# I Have A ?



## ghost1066 (Jan 6, 2014)

I want to build a knife or two using purchased blades that I can add the handle material to just to get a feel for putting one together. So here is what I need to know how do I determine the type of rivets, bolts, things that I need to attach the scales to the tang? I want to do a full tang knife and will probably use one with a brass guard. I am very fond of drop point skinners but it might be something else. 

Any help would be great since I have no idea where to start with picking fasteners or even what they are called exactly.


----------



## ironman123 (Jan 6, 2014)

Can't help. Don't make them, just use them.

Ray


----------



## Mike1950 (Jan 6, 2014)

There is a thread in the classroom that tells you how to do it.


----------



## NYWoodturner (Jan 6, 2014)

Tommy - If it is a kit you are ordering it will probably come with the pins you need for the guard and the scales. If not you just need to match the pin size to diameter of the hole. If your using a Corby rivet will list the diameter of the hole required. The diameter of the hole in the wood would be larger. If it does not include the pins, just use pin stock the same diameter as the hole you drill. Some will tell you that the diameter of the hole through the steel can be oversized to allow for easier assembly as long as the diameter of the hole in the scale is spot on. I think its a matter of makers choice. I don't make it oversized because in my mind if the the glue fails it would allow the scale to shift. 
I am by far not the person to be offering advice on this. I would reach out to Robert Flynt, Tomislav (Molokai), Cody Kilgore or Percy

Reactions: Like 5


----------



## robert flynt (Jan 6, 2014)

ghost1066 said:


> I want to build a knife or two using purchased blades that I can add the handle material to just to get a feel for putting one together. So here is what I need to know how do I determine the type of rivets, bolts, things that I need to attach the scales to the tang? I want to do a full tang knife and will probably use one with a brass guard. I am very fond of drop point skinners but it might be something else.
> 
> Any help would be great since I have no idea where to start with picking fasteners or even what they are called exactly.


 I use corby fasteners most and prefer them because they screw together. All the major knife supply companies carry them.


----------



## robert flynt (Jan 6, 2014)

NYWoodturner said:


> Tommy - If it is a kit you are ordering it will probably come with the pins you need for the guard and the scales. If not you just need to match the pin size to diameter of the hole. If your using a Corby rivet will list the diameter of the hole required. The diameter of the hole in the wood would be larger. If it does not include the pins, just use pin stock the same diameter as the hole you drill. Some will tell you that the diameter of the hole through the steel can be oversized to allow for easier assembly as long as the diameter of the hole in the scale is spot on. I think its a matter of makers choice. I don't make it oversized because in my mind if the the glue fails it would allow the scale to shift.
> I am by far not the person to be offering advice on this. I would reach out to Robert Flynt, Tomislav (Molokai), Cody Kilgore or Percy


 Scott, Your reply was spot on. Much better than mine!

Reactions: Like 1


----------



## ghost1066 (Jan 7, 2014)

Thanks guys I had to go look up what you were talking about but I think I have it now.


----------



## Molokai (Jan 7, 2014)

If you use two component epoxy the glue will not fail, at least it didnt happen to me. That thing holds over 200 kg in sq cm, depends on the temperature it sets on.
Make sure to clean the wood ( i use alcohol) before epoxy-ing. 
Beginners tend to squeeze scales too much and all the glue can escape out. Also you can scratch the wood underneath and drill some small holes like in the photo. See how i drill larger around the pin hole for epoxy to grip the pin material. 
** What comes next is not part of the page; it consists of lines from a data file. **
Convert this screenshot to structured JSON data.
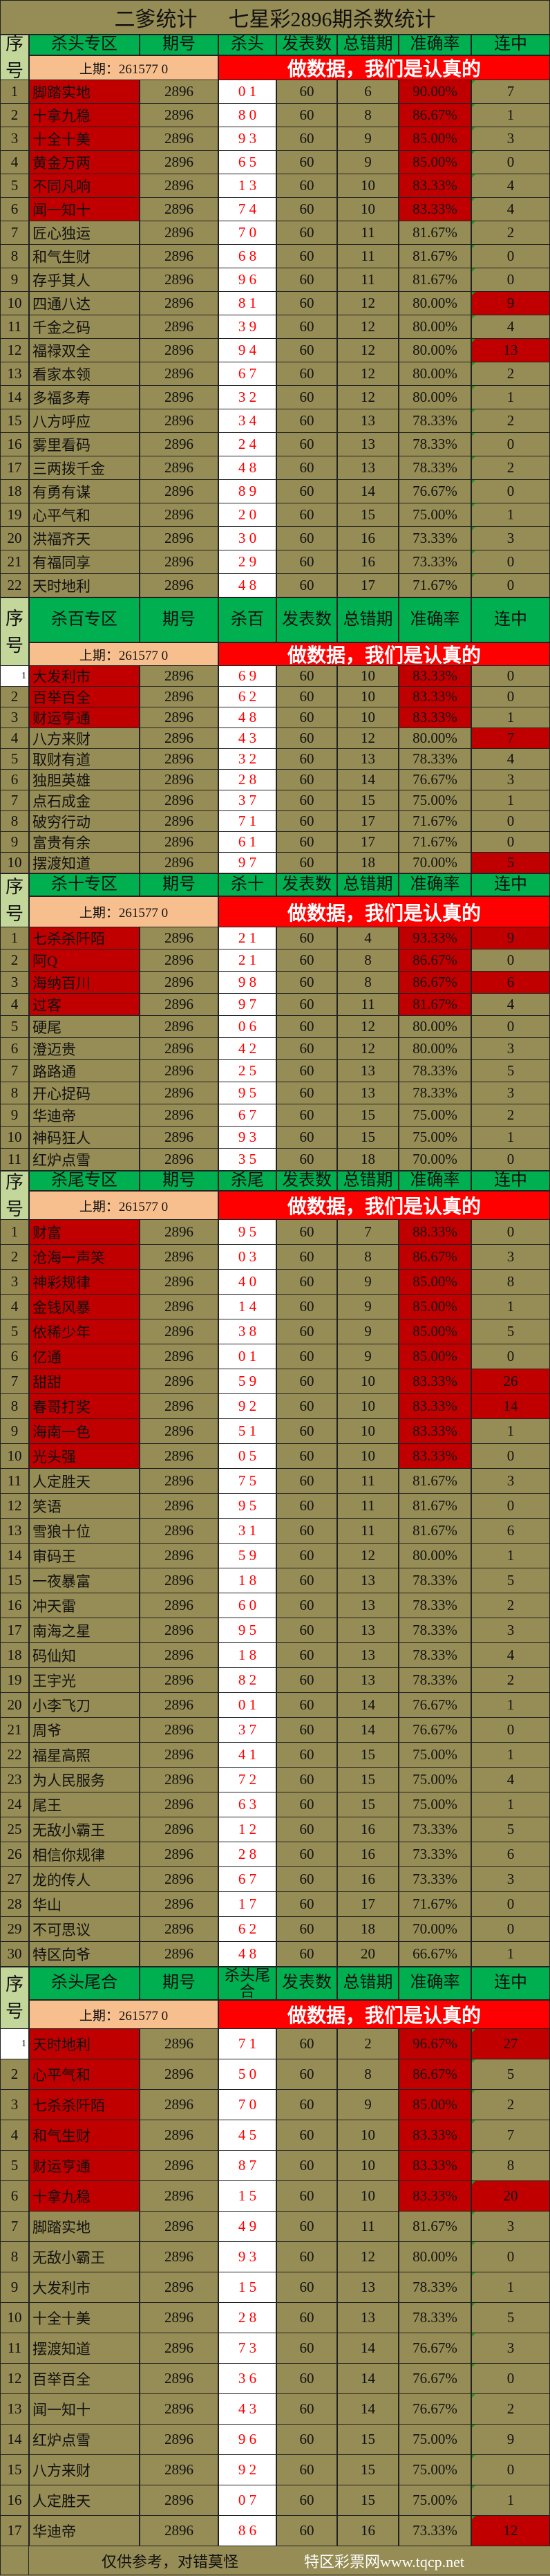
{
  "title": "二爹统计      七星彩2896期杀数统计",
  "columns": {
    "seq": [
      "序",
      "号"
    ],
    "period": "期号",
    "count": "发表数",
    "errors": "总错期",
    "rate": "准确率",
    "streak": "连中"
  },
  "prev_label": "上期：261577 0",
  "slogan": "做数据，我们是认真的",
  "colors": {
    "olive": "#968c55",
    "header_green": "#00b050",
    "highlight_red": "#c00000",
    "slogan_red": "#ff0000",
    "prev_peach": "#f8bf8e",
    "seq_green": "#c4d79b",
    "kill_text": "#ff0000"
  },
  "sections": [
    {
      "zone": "杀头专区",
      "kill_label": "杀头",
      "hot_rows": 6,
      "streak_hot": [
        10,
        12
      ],
      "rows": [
        [
          "1",
          "脚踏实地",
          "2896",
          "0 1",
          "60",
          "6",
          "90.00%",
          "7"
        ],
        [
          "2",
          "十拿九稳",
          "2896",
          "8 0",
          "60",
          "8",
          "86.67%",
          "1"
        ],
        [
          "3",
          "十全十美",
          "2896",
          "9 3",
          "60",
          "9",
          "85.00%",
          "3"
        ],
        [
          "4",
          "黄金万两",
          "2896",
          "6 5",
          "60",
          "9",
          "85.00%",
          "0"
        ],
        [
          "5",
          "不同凡响",
          "2896",
          "1 3",
          "60",
          "10",
          "83.33%",
          "4"
        ],
        [
          "6",
          "闻一知十",
          "2896",
          "7 4",
          "60",
          "10",
          "83.33%",
          "4"
        ],
        [
          "7",
          "匠心独运",
          "2896",
          "7 0",
          "60",
          "11",
          "81.67%",
          "2"
        ],
        [
          "8",
          "和气生财",
          "2896",
          "6 8",
          "60",
          "11",
          "81.67%",
          "0"
        ],
        [
          "9",
          "存乎其人",
          "2896",
          "9 6",
          "60",
          "11",
          "81.67%",
          "0"
        ],
        [
          "10",
          "四通八达",
          "2896",
          "8 1",
          "60",
          "12",
          "80.00%",
          "9"
        ],
        [
          "11",
          "千金之码",
          "2896",
          "3 9",
          "60",
          "12",
          "80.00%",
          "4"
        ],
        [
          "12",
          "福禄双全",
          "2896",
          "9 4",
          "60",
          "12",
          "80.00%",
          "13"
        ],
        [
          "13",
          "看家本领",
          "2896",
          "6 7",
          "60",
          "12",
          "80.00%",
          "2"
        ],
        [
          "14",
          "多福多寿",
          "2896",
          "3 2",
          "60",
          "12",
          "80.00%",
          "1"
        ],
        [
          "15",
          "八方呼应",
          "2896",
          "3 4",
          "60",
          "13",
          "78.33%",
          "2"
        ],
        [
          "16",
          "雾里看码",
          "2896",
          "2 4",
          "60",
          "13",
          "78.33%",
          "0"
        ],
        [
          "17",
          "三两拨千金",
          "2896",
          "4 8",
          "60",
          "13",
          "78.33%",
          "2"
        ],
        [
          "18",
          "有勇有谋",
          "2896",
          "8 9",
          "60",
          "14",
          "76.67%",
          "0"
        ],
        [
          "19",
          "心平气和",
          "2896",
          "2 0",
          "60",
          "15",
          "75.00%",
          "1"
        ],
        [
          "20",
          "洪福齐天",
          "2896",
          "3 0",
          "60",
          "16",
          "73.33%",
          "3"
        ],
        [
          "21",
          "有福同享",
          "2896",
          "2 9",
          "60",
          "16",
          "73.33%",
          "0"
        ],
        [
          "22",
          "天时地利",
          "2896",
          "4 8",
          "60",
          "17",
          "71.67%",
          "0"
        ]
      ]
    },
    {
      "zone": "杀百专区",
      "kill_label": "杀百",
      "hot_rows": 3,
      "streak_hot": [
        4,
        10
      ],
      "rows": [
        [
          "1",
          "大发利市",
          "2896",
          "6 9",
          "60",
          "10",
          "83.33%",
          "0"
        ],
        [
          "2",
          "百举百全",
          "2896",
          "6 2",
          "60",
          "10",
          "83.33%",
          "0"
        ],
        [
          "3",
          "财运亨通",
          "2896",
          "4 8",
          "60",
          "10",
          "83.33%",
          "1"
        ],
        [
          "4",
          "八方来财",
          "2896",
          "4 3",
          "60",
          "12",
          "80.00%",
          "7"
        ],
        [
          "5",
          "取财有道",
          "2896",
          "3 2",
          "60",
          "13",
          "78.33%",
          "4"
        ],
        [
          "6",
          "独胆英雄",
          "2896",
          "2 8",
          "60",
          "14",
          "76.67%",
          "3"
        ],
        [
          "7",
          "点石成金",
          "2896",
          "3 7",
          "60",
          "15",
          "75.00%",
          "1"
        ],
        [
          "8",
          "破穷行动",
          "2896",
          "7 1",
          "60",
          "17",
          "71.67%",
          "0"
        ],
        [
          "9",
          "富贵有余",
          "2896",
          "6 1",
          "60",
          "17",
          "71.67%",
          "0"
        ],
        [
          "10",
          "摆渡知道",
          "2896",
          "9 7",
          "60",
          "18",
          "70.00%",
          "5"
        ]
      ]
    },
    {
      "zone": "杀十专区",
      "kill_label": "杀十",
      "hot_rows": 4,
      "streak_hot": [
        1,
        3
      ],
      "rows": [
        [
          "1",
          "七杀杀阡陌",
          "2896",
          "2 1",
          "60",
          "4",
          "93.33%",
          "9"
        ],
        [
          "2",
          "阿Q",
          "2896",
          "2 1",
          "60",
          "8",
          "86.67%",
          "0"
        ],
        [
          "3",
          "海纳百川",
          "2896",
          "9 8",
          "60",
          "8",
          "86.67%",
          "6"
        ],
        [
          "4",
          "过客",
          "2896",
          "9 7",
          "60",
          "11",
          "81.67%",
          "4"
        ],
        [
          "5",
          "硬尾",
          "2896",
          "0 6",
          "60",
          "12",
          "80.00%",
          "0"
        ],
        [
          "6",
          "澄迈贵",
          "2896",
          "4 2",
          "60",
          "12",
          "80.00%",
          "3"
        ],
        [
          "7",
          "路路通",
          "2896",
          "2 5",
          "60",
          "13",
          "78.33%",
          "5"
        ],
        [
          "8",
          "开心捉码",
          "2896",
          "9 5",
          "60",
          "13",
          "78.33%",
          "3"
        ],
        [
          "9",
          "华迪帝",
          "2896",
          "6 7",
          "60",
          "15",
          "75.00%",
          "2"
        ],
        [
          "10",
          "神码狂人",
          "2896",
          "9 3",
          "60",
          "15",
          "75.00%",
          "1"
        ],
        [
          "11",
          "红炉点雪",
          "2896",
          "3 5",
          "60",
          "18",
          "70.00%",
          "0"
        ]
      ]
    },
    {
      "zone": "杀尾专区",
      "kill_label": "杀尾",
      "hot_rows": 10,
      "streak_hot": [
        7,
        8
      ],
      "rows": [
        [
          "1",
          "财富",
          "2896",
          "9 5",
          "60",
          "7",
          "88.33%",
          "0"
        ],
        [
          "2",
          "沧海一声笑",
          "2896",
          "0 3",
          "60",
          "8",
          "86.67%",
          "3"
        ],
        [
          "3",
          "神彩规律",
          "2896",
          "4 0",
          "60",
          "9",
          "85.00%",
          "8"
        ],
        [
          "4",
          "金钱风暴",
          "2896",
          "1 4",
          "60",
          "9",
          "85.00%",
          "1"
        ],
        [
          "5",
          "依稀少年",
          "2896",
          "3 8",
          "60",
          "9",
          "85.00%",
          "5"
        ],
        [
          "6",
          "亿通",
          "2896",
          "0 1",
          "60",
          "9",
          "85.00%",
          "0"
        ],
        [
          "7",
          "甜甜",
          "2896",
          "5 9",
          "60",
          "10",
          "83.33%",
          "26"
        ],
        [
          "8",
          "春哥打奖",
          "2896",
          "9 2",
          "60",
          "10",
          "83.33%",
          "14"
        ],
        [
          "9",
          "海南一色",
          "2896",
          "5 1",
          "60",
          "10",
          "83.33%",
          "1"
        ],
        [
          "10",
          "光头强",
          "2896",
          "0 5",
          "60",
          "10",
          "83.33%",
          "0"
        ],
        [
          "11",
          "人定胜天",
          "2896",
          "7 5",
          "60",
          "11",
          "81.67%",
          "3"
        ],
        [
          "12",
          "笑语",
          "2896",
          "9 5",
          "60",
          "11",
          "81.67%",
          "0"
        ],
        [
          "13",
          "雪狼十位",
          "2896",
          "3 1",
          "60",
          "11",
          "81.67%",
          "6"
        ],
        [
          "14",
          "审码王",
          "2896",
          "5 9",
          "60",
          "12",
          "80.00%",
          "1"
        ],
        [
          "15",
          "一夜暴富",
          "2896",
          "1 8",
          "60",
          "13",
          "78.33%",
          "5"
        ],
        [
          "16",
          "冲天雷",
          "2896",
          "6 0",
          "60",
          "13",
          "78.33%",
          "2"
        ],
        [
          "17",
          "南海之星",
          "2896",
          "9 5",
          "60",
          "13",
          "78.33%",
          "3"
        ],
        [
          "18",
          "码仙知",
          "2896",
          "1 8",
          "60",
          "13",
          "78.33%",
          "4"
        ],
        [
          "19",
          "王宇光",
          "2896",
          "8 2",
          "60",
          "13",
          "78.33%",
          "2"
        ],
        [
          "20",
          "小李飞刀",
          "2896",
          "0 1",
          "60",
          "14",
          "76.67%",
          "1"
        ],
        [
          "21",
          "周爷",
          "2896",
          "3 7",
          "60",
          "14",
          "76.67%",
          "0"
        ],
        [
          "22",
          "福星高照",
          "2896",
          "4 1",
          "60",
          "15",
          "75.00%",
          "1"
        ],
        [
          "23",
          "为人民服务",
          "2896",
          "7 2",
          "60",
          "15",
          "75.00%",
          "4"
        ],
        [
          "24",
          "尾王",
          "2896",
          "6 3",
          "60",
          "15",
          "75.00%",
          "1"
        ],
        [
          "25",
          "无敌小霸王",
          "2896",
          "1 2",
          "60",
          "16",
          "73.33%",
          "5"
        ],
        [
          "26",
          "相信你规律",
          "2896",
          "2 8",
          "60",
          "16",
          "73.33%",
          "6"
        ],
        [
          "27",
          "龙的传人",
          "2896",
          "6 7",
          "60",
          "16",
          "73.33%",
          "3"
        ],
        [
          "28",
          "华山",
          "2896",
          "1 7",
          "60",
          "17",
          "71.67%",
          "0"
        ],
        [
          "29",
          "不可思议",
          "2896",
          "6 2",
          "60",
          "18",
          "70.00%",
          "0"
        ],
        [
          "30",
          "特区向爷",
          "2896",
          "4 8",
          "60",
          "20",
          "66.67%",
          "1"
        ]
      ]
    },
    {
      "zone": "杀头尾合",
      "kill_label": "杀头尾合",
      "hot_rows": 6,
      "streak_hot": [
        1,
        6,
        17
      ],
      "rows": [
        [
          "1",
          "天时地利",
          "2896",
          "7 1",
          "60",
          "2",
          "96.67%",
          "27"
        ],
        [
          "2",
          "心平气和",
          "2896",
          "5 0",
          "60",
          "8",
          "86.67%",
          "5"
        ],
        [
          "3",
          "七杀杀阡陌",
          "2896",
          "7 0",
          "60",
          "9",
          "85.00%",
          "2"
        ],
        [
          "4",
          "和气生财",
          "2896",
          "4 5",
          "60",
          "10",
          "83.33%",
          "7"
        ],
        [
          "5",
          "财运亨通",
          "2896",
          "8 7",
          "60",
          "10",
          "83.33%",
          "8"
        ],
        [
          "6",
          "十拿九稳",
          "2896",
          "1 5",
          "60",
          "10",
          "83.33%",
          "20"
        ],
        [
          "7",
          "脚踏实地",
          "2896",
          "4 9",
          "60",
          "11",
          "81.67%",
          "3"
        ],
        [
          "8",
          "无敌小霸王",
          "2896",
          "9 3",
          "60",
          "12",
          "80.00%",
          "0"
        ],
        [
          "9",
          "大发利市",
          "2896",
          "1 5",
          "60",
          "13",
          "78.33%",
          "1"
        ],
        [
          "10",
          "十全十美",
          "2896",
          "2 8",
          "60",
          "13",
          "78.33%",
          "5"
        ],
        [
          "11",
          "摆渡知道",
          "2896",
          "7 3",
          "60",
          "14",
          "76.67%",
          "3"
        ],
        [
          "12",
          "百举百全",
          "2896",
          "3 6",
          "60",
          "14",
          "76.67%",
          "0"
        ],
        [
          "13",
          "闻一知十",
          "2896",
          "4 3",
          "60",
          "14",
          "76.67%",
          "2"
        ],
        [
          "14",
          "红炉点雪",
          "2896",
          "9 6",
          "60",
          "15",
          "75.00%",
          "9"
        ],
        [
          "15",
          "八方来财",
          "2896",
          "9 2",
          "60",
          "15",
          "75.00%",
          "0"
        ],
        [
          "16",
          "人定胜天",
          "2896",
          "0 7",
          "60",
          "15",
          "75.00%",
          "1"
        ],
        [
          "17",
          "华迪帝",
          "2896",
          "8 6",
          "60",
          "16",
          "73.33%",
          "12"
        ]
      ]
    }
  ],
  "footer": {
    "note": "仅供参考，对错莫怪",
    "site": "特区彩票网www.tqcp.net"
  }
}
If you buy pin material in larger stock, i also anneal pin material to make it soft. If its brass heat it to red and quench it in water. It will make it softer. 
For stainless heat it to yellow and let it cool down.
You can also use dremel or some kind of angle grinder and make scratches on metal, carefully not to grind near the edge.
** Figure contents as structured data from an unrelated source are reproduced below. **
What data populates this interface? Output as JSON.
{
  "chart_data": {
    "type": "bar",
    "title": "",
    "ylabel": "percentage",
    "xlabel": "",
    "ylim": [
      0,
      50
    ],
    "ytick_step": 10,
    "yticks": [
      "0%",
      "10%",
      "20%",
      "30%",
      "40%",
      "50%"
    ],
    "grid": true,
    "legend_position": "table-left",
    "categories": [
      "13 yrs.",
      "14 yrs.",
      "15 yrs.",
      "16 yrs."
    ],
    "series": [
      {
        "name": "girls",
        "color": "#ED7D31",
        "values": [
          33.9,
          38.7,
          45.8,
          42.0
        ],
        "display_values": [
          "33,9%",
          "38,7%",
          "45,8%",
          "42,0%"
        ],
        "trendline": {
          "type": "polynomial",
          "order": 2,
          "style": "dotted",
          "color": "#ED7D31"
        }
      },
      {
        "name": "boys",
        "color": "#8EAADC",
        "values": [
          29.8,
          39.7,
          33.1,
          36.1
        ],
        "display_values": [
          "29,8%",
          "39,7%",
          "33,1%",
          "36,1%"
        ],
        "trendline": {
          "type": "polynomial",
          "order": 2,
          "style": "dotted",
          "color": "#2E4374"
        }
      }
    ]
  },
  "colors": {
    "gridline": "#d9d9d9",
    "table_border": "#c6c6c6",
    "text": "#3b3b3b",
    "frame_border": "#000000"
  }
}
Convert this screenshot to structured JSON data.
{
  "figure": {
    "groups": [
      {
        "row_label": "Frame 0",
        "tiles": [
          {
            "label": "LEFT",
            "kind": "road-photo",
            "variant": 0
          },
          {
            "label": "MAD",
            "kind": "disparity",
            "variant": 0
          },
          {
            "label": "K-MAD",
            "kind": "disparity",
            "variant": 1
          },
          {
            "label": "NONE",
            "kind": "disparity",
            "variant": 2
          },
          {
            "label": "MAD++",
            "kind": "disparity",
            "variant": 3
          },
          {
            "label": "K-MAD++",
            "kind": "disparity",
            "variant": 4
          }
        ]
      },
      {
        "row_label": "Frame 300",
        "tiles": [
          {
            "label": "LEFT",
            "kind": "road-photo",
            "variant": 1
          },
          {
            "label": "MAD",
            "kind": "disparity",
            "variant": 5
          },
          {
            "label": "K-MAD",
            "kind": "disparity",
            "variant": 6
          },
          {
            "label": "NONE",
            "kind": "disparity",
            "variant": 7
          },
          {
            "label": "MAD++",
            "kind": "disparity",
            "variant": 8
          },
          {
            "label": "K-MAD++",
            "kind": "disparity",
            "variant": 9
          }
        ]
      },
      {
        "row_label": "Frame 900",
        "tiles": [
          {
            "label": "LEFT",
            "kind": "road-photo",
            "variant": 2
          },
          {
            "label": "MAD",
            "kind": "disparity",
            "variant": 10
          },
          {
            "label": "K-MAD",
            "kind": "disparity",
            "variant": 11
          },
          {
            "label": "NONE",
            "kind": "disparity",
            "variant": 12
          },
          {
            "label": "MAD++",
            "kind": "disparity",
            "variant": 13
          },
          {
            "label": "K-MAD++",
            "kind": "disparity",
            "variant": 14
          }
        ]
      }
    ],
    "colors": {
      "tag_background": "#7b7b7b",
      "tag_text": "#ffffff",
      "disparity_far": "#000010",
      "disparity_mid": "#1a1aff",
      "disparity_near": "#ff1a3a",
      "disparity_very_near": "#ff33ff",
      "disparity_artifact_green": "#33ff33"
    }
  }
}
I am struggling to translate technical terms so if anybody can correct anything.......

Reactions: Like 2


----------



## ghost1066 (Jan 7, 2014)

Molokai you explained it very well at least for me. I was a professional model builder for years and all of the techniques you described are ones we used daily. The drilled holes allow the epoxy to form extra pins within the scales which is one of my favorite things to do to hold pieces together.


----------



## NYWoodturner (Jan 7, 2014)

Tom - Good info on annealing the pins. I never thought of that. Two follow up questions though. In the case of a folder, would you recommend that for the scale pins ? the pivot pin or the bolster through pins (May not be correct names but they make sense in my head) and second would you temper them if it was a low temp temper?

Reactions: Like 1


----------



## Molokai (Jan 8, 2014)

For folders i dont recommend annealing anything. I dont have experience in folders and i always think of that as a next step in knifemaking. I think the lock needs to be hardened.
I will send you some links...
My advice. Start with friction folders. Much easier. 
I would made one already but having trouble finding all that screws and pins etc.


----------